By integrating precision disease models with clinical development, the collaboration aims to redefine the therapeutic paradigm for CMT, moving from a one-size-fits-all approach to one grounded in genetic and mechanistic specificity, while establishing a scalable model for future therapeutic development in other genetically heterogeneous diseases.
About CureCMT
CureCMT is a leading patient-driven foundation dedicated to advancing comprehensive solutions for Charcot-Marie-Tooth disease. Through strategic investments, collaborative research initiatives, and a commitment to therapeutic, surgical, and supportive care innovation, CureCMT is working to deliver meaningful improvements in outcomes and quality of life for patients.
About ReviR Therapeutics
ReviR Therapeutics is a global biotechnology company committed to discovering and developing innovative therapies for patients with serious genetic diseases. ReviR was founded in 2021 by leaders in computational biology, RNA biology, genomics, and drug discovery, with the aim to create disease-modifying therapies that are highly specific, efficacious, and safe. ReviR’s lead candidate, RTX-117, is an investigational small molecule therapy for Charcot-Marie-Tooth disease (CMT)/Vanishing White Matter disease (VWM).

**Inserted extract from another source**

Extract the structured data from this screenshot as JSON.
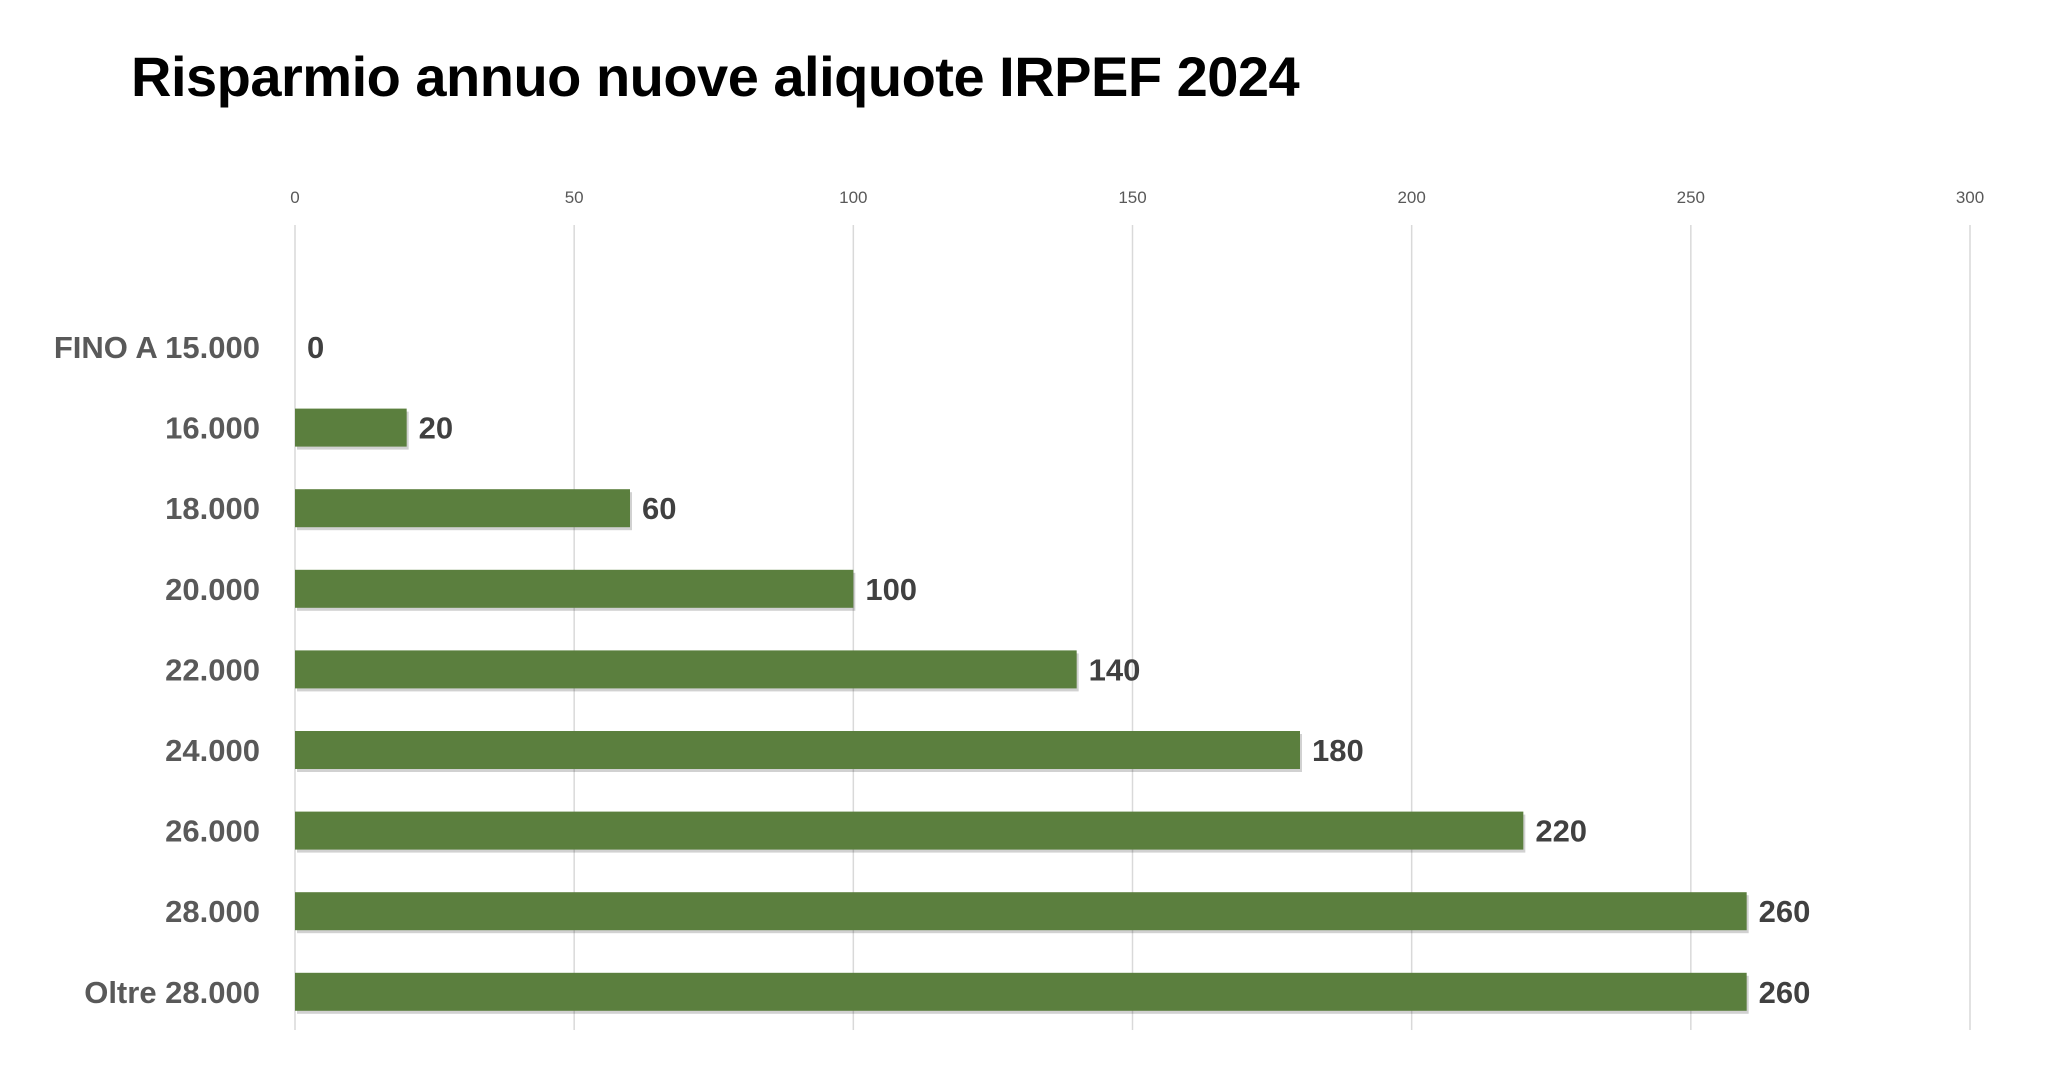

In addition, ReviR’s pipeline includes other orally administered small molecules designed to modulate RNA function by splicing. For more information about ReviR Therapeutics, visit www.revirtx.com.
About RTX-117
RTX-117 is a potential first-in-class, orally administered small molecule therapy developed by ReviR Therapeutics, with discovery and molecular design powered by XtalPi’s AI and robotics drug discovery platform. The therapy targets the Integrated Stress Response (ISR) pathway by activating eIF2B, a key protein translation initiation factor. By restoring protein synthesis homeostasis and improving neuromuscular function, RTX-117 aims to address the underlying molecular pathology of related genetic disorders. The candidate is currently undergoing a Phase 1 clinical trial, with Investigational New Drug (IND) clearance already secured for both Charcot-Marie-Tooth disease (CMT) and Vanishing White Matter disease (VWM).